Close, far, below, above… there was always an interesting picture.
“Constructed as the entrance to the 1889 World’s Fair. The tower is 324 metres tall and its base is square, measuring 125 metres on each side.
The tower has three levels for visitors. The top level’s upper platform is 276 m above the ground. Tickets can be purchased to ascend by stairs or lift to the first and second levels.
The climb from ground level to the first level is over 300 steps, as is the climb from the first level to the second. The top level it is usually accessible only by lift.”
It was initially criticised by some of France’s leading artists and intellectuals for its design, but it has become a global cultural icon of France and one of the most recognisable structures in the world.
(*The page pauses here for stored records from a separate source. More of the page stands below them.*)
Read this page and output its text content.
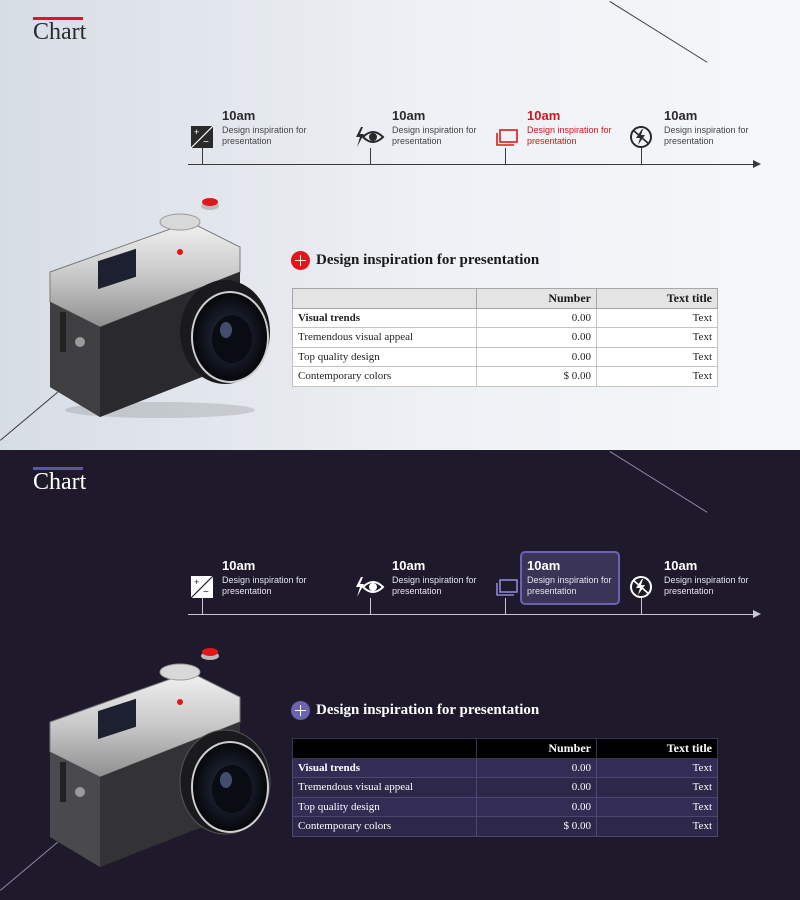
Chart
+
−
10am
Design inspiration for presentation
10am
Design inspiration for presentation
10am
Design inspiration for presentation
10am
Design inspiration for presentation
Design inspiration for presentation
	Number	Text title
Visual trends	0.00	Text
Tremendous visual appeal	0.00	Text
Top quality design	0.00	Text
Contemporary colors	$ 0.00	Text
Chart
+
−
10am
Design inspiration for presentation
10am
Design inspiration for presentation
10am
Design inspiration for presentation
10am
Design inspiration for presentation
Design inspiration for presentation
	Number	Text title
Visual trends	0.00	Text
Tremendous visual appeal	0.00	Text
Top quality design	0.00	Text
Contemporary colors	$ 0.00	Text
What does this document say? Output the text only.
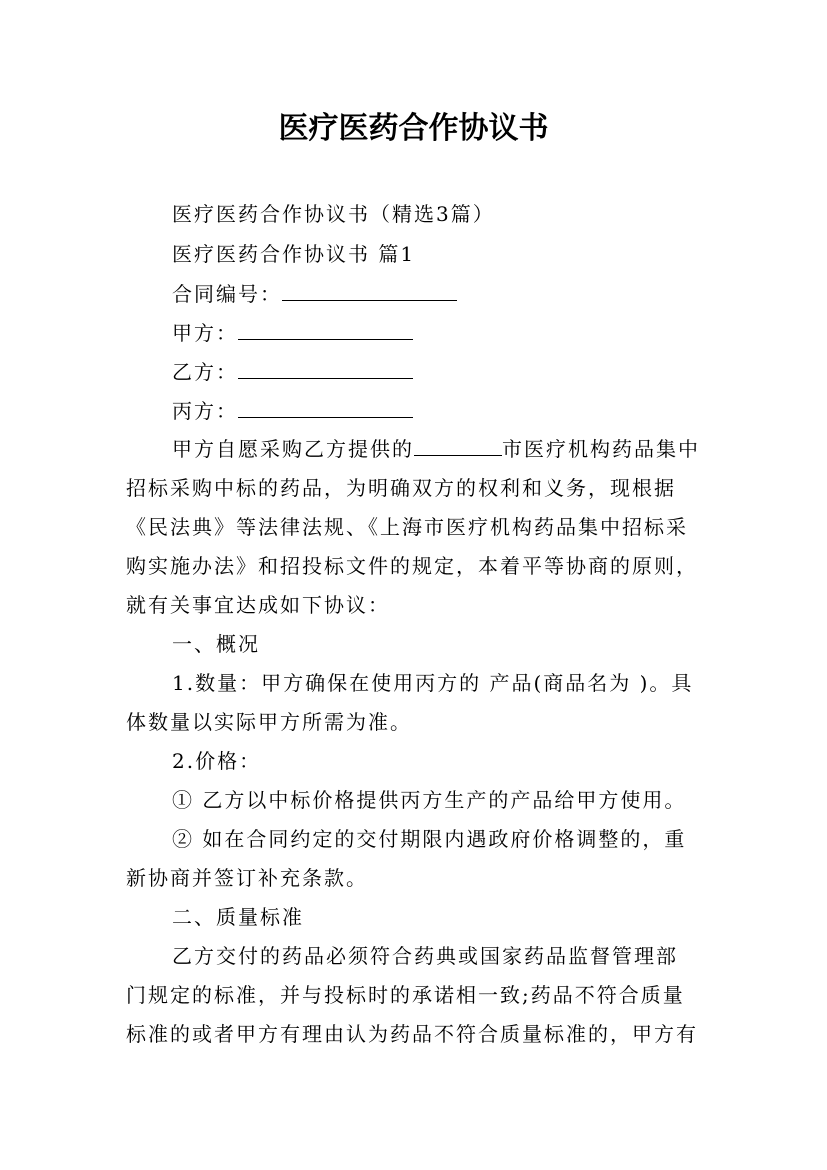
医疗医药合作协议书
医疗医药合作协议书（精选3篇）
医疗医药合作协议书 篇1
合同编号：
甲方：
乙方：
丙方：
甲方自愿采购乙方提供的	市医疗机构药品集中
招标采购中标的药品，为明确双方的权利和义务，现根据
《民法典》等法律法规、《上海市医疗机构药品集中招标采
购实施办法》和招投标文件的规定，本着平等协商的原则，
就有关事宜达成如下协议：
一、概况
1.数量：甲方确保在使用丙方的 产品(商品名为 )。具
体数量以实际甲方所需为准。
2.价格：
① 乙方以中标价格提供丙方生产的产品给甲方使用。
② 如在合同约定的交付期限内遇政府价格调整的，重
新协商并签订补充条款。
二、质量标准
乙方交付的药品必须符合药典或国家药品监督管理部
门规定的标准，并与投标时的承诺相一致;药品不符合质量
标准的或者甲方有理由认为药品不符合质量标准的，甲方有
Perspective???
We decided to walk up, we thought we could enjoy the visit better. And the line to buy tickets was shorter 😉
When, because of the effort, we had trouble breathing and our legs began not to respond, we were regretting the decision… then, we met a worker from the tower who was also walking up.
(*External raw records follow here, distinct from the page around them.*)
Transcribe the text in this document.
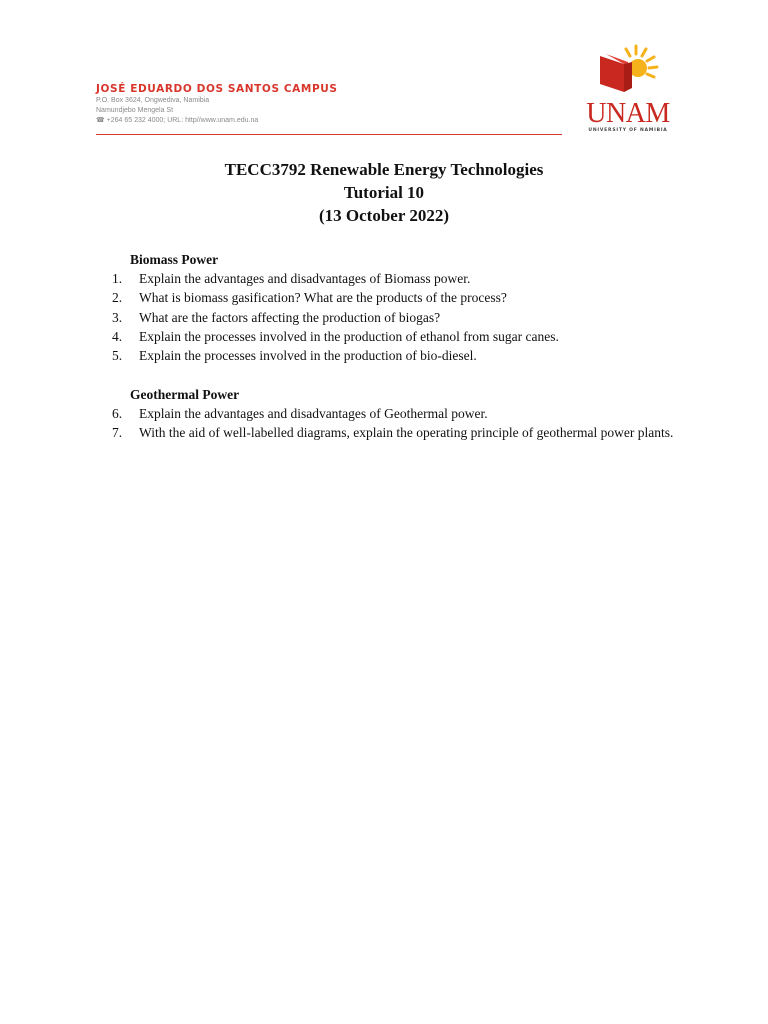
JOSÉ EDUARDO DOS SANTOS CAMPUS
P.O. Box 3624, Ongwediva, Namibia
Namundjebo Mengela St
☎ +264 65 232 4000; URL: http//www.unam.edu.na	UNAM
UNIVERSITY OF NAMIBIA
TECC3792 Renewable Energy Technologies
Tutorial 10
(13 October 2022)
Biomass Power
1.	Explain the advantages and disadvantages of Biomass power.
2.	What is biomass gasification? What are the products of the process?
3.	What are the factors affecting the production of biogas?
4.	Explain the processes involved in the production of ethanol from sugar canes.
5.	Explain the processes involved in the production of bio-diesel.
Geothermal Power
6.	Explain the advantages and disadvantages of Geothermal power.
7.	With the aid of well-labelled diagrams, explain the operating principle of geothermal power plants.
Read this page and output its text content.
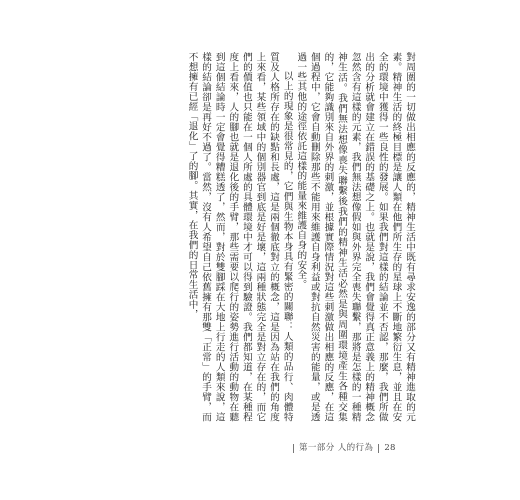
對周圍的一切做出相應的反應的，精神生活中既有尋求安逸的部分又有精神進取的元素。精神生活的終極目標是讓人類在他們所生存的星球上不斷地繁衍生息，並且在安全的環境中獲得一些良性的發展。如果我們對這樣的結論並不否認，那麼，我們所做出的分析就會建立在錯誤的基礎之上。也就是說，我們會覺得真正意義上的精神概念忽然含有這樣的元素，我們無法想像假如與外界完全喪失聯繫，那將是怎樣的一種精神生活。我們無法想像喪失聯繫後我們的精神生活必然是與周圍環境產生各種交集的，它能夠識別來自外界的刺激，並根據實際情況對這些刺激做出相應的反應，在這個過程中，它會自動刪除那些不能用來維護自身利益或對抗自然災害的能量，或是透過一些其他的途徑依託這樣的能量來維護自身的安全。

以上的現象是很常見的，它們與生物本身具有緊密的關聯：人類的品行、肉體特質及人格所存在的缺點和長處，這是兩個徹底對立的概念，這是因為站在我們的角度上來看，某些領域中的個別器官到底是好是壞，這兩種狀態完全是對立存在的，而它們的價值也只能在一個人所處的具體環境中才可以得到驗證。我們都知道，在某種程度上看來，人的腳也就是退化後的手臂，那些需要以爬行的姿勢進行活動的動物在聽到這個結論時一定會覺得糟糕透了，然而，對於雙腳踩在大地上行走的人類來說，這樣的結論卻是再好不過了。當然，沒有人希望自己依舊擁有那雙「正常」的手臂，而不想擁有已經「退化」了的腳。其實，在我們的日常生活中，

第一部分 人的行為 28
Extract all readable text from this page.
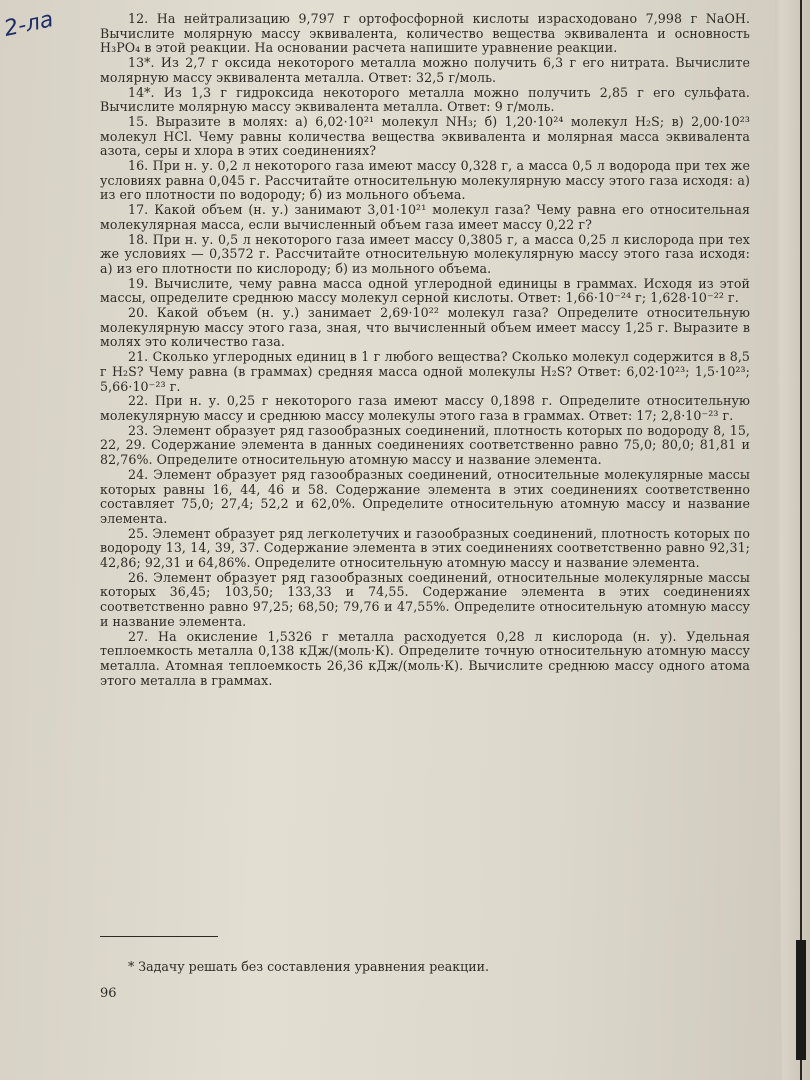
2-ла	12. На нейтрализацию 9,797 г ортофосфорной кислоты израсходовано 7,998 г NaOH. Вычислите молярную массу эквивалента, количество вещества эквивалента и основность H₃PO₄ в этой реакции. На основании расчета напишите уравнение реакции.

13*. Из 2,7 г оксида некоторого металла можно получить 6,3 г его нитрата. Вычислите молярную массу эквивалента металла. Ответ: 32,5 г/моль.

14*. Из 1,3 г гидроксида некоторого металла можно получить 2,85 г его сульфата. Вычислите молярную массу эквивалента металла. Ответ: 9 г/моль.

15. Выразите в молях: а) 6,02·10²¹ молекул NH₃; б) 1,20·10²⁴ молекул H₂S; в) 2,00·10²³ молекул HCl. Чему равны количества вещества эквивалента и молярная масса эквивалента азота, серы и хлора в этих соединениях?

16. При н. у. 0,2 л некоторого газа имеют массу 0,328 г, а масса 0,5 л водорода при тех же условиях равна 0,045 г. Рассчитайте относительную молекулярную массу этого газа исходя: а) из его плотности по водороду; б) из мольного объема.

17. Какой объем (н. у.) занимают 3,01·10²¹ молекул газа? Чему равна его относительная молекулярная масса, если вычисленный объем газа имеет массу 0,22 г?

18. При н. у. 0,5 л некоторого газа имеет массу 0,3805 г, а масса 0,25 л кислорода при тех же условиях — 0,3572 г. Рассчитайте относительную молекулярную массу этого газа исходя: а) из его плотности по кислороду; б) из мольного объема.

19. Вычислите, чему равна масса одной углеродной единицы в граммах. Исходя из этой массы, определите среднюю массу молекул серной кислоты. Ответ: 1,66·10⁻²⁴ г; 1,628·10⁻²² г.

20. Какой объем (н. у.) занимает 2,69·10²² молекул газа? Определите относительную молекулярную массу этого газа, зная, что вычисленный объем имеет массу 1,25 г. Выразите в молях это количество газа.

21. Сколько углеродных единиц в 1 г любого вещества? Сколько молекул содержится в 8,5 г H₂S? Чему равна (в граммах) средняя масса одной молекулы H₂S? Ответ: 6,02·10²³; 1,5·10²³; 5,66·10⁻²³ г.

22. При н. у. 0,25 г некоторого газа имеют массу 0,1898 г. Определите относительную молекулярную массу и среднюю массу молекулы этого газа в граммах. Ответ: 17; 2,8·10⁻²³ г.

23. Элемент образует ряд газообразных соединений, плотность которых по водороду 8, 15, 22, 29. Содержание элемента в данных соединениях соответственно равно 75,0; 80,0; 81,81 и 82,76%. Определите относительную атомную массу и название элемента.

24. Элемент образует ряд газообразных соединений, относительные молекулярные массы которых равны 16, 44, 46 и 58. Содержание элемента в этих соединениях соответственно составляет 75,0; 27,4; 52,2 и 62,0%. Определите относительную атомную массу и название элемента.

25. Элемент образует ряд легколетучих и газообразных соединений, плотность которых по водороду 13, 14, 39, 37. Содержание элемента в этих соединениях соответственно равно 92,31; 42,86; 92,31 и 64,86%. Определите относительную атомную массу и название элемента.

26. Элемент образует ряд газообразных соединений, относительные молекулярные массы которых 36,45; 103,50; 133,33 и 74,55. Содержание элемента в этих соединениях соответственно равно 97,25; 68,50; 79,76 и 47,55%. Определите относительную атомную массу и название элемента.

27. На окисление 1,5326 г металла расходуется 0,28 л кислорода (н. у). Удельная теплоемкость металла 0,138 кДж/(моль·К). Определите точную относительную атомную массу металла. Атомная теплоемкость 26,36 кДж/(моль·К). Вычислите среднюю массу одного атома этого металла в граммах.

* Задачу решать без составления уравнения реакции.
96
We looked at its pace, slow, very very slow, and we dedicated ourselves to imitating it, so we got to the next level in acceptable conditions.
It made us see the ascent with perspective.
In Spain we have a saying:
“Dress me slowly, I’m in a hurry”.
The perspective can also fool us, how small the Tower looks from the Obelisk.
Lights and shadows under a lace mantle.
And if the prospects of the Tower are varied and wonderful…
And when the sun disappeared, the night gave us a new and wonderful view of the Eiffel Tower.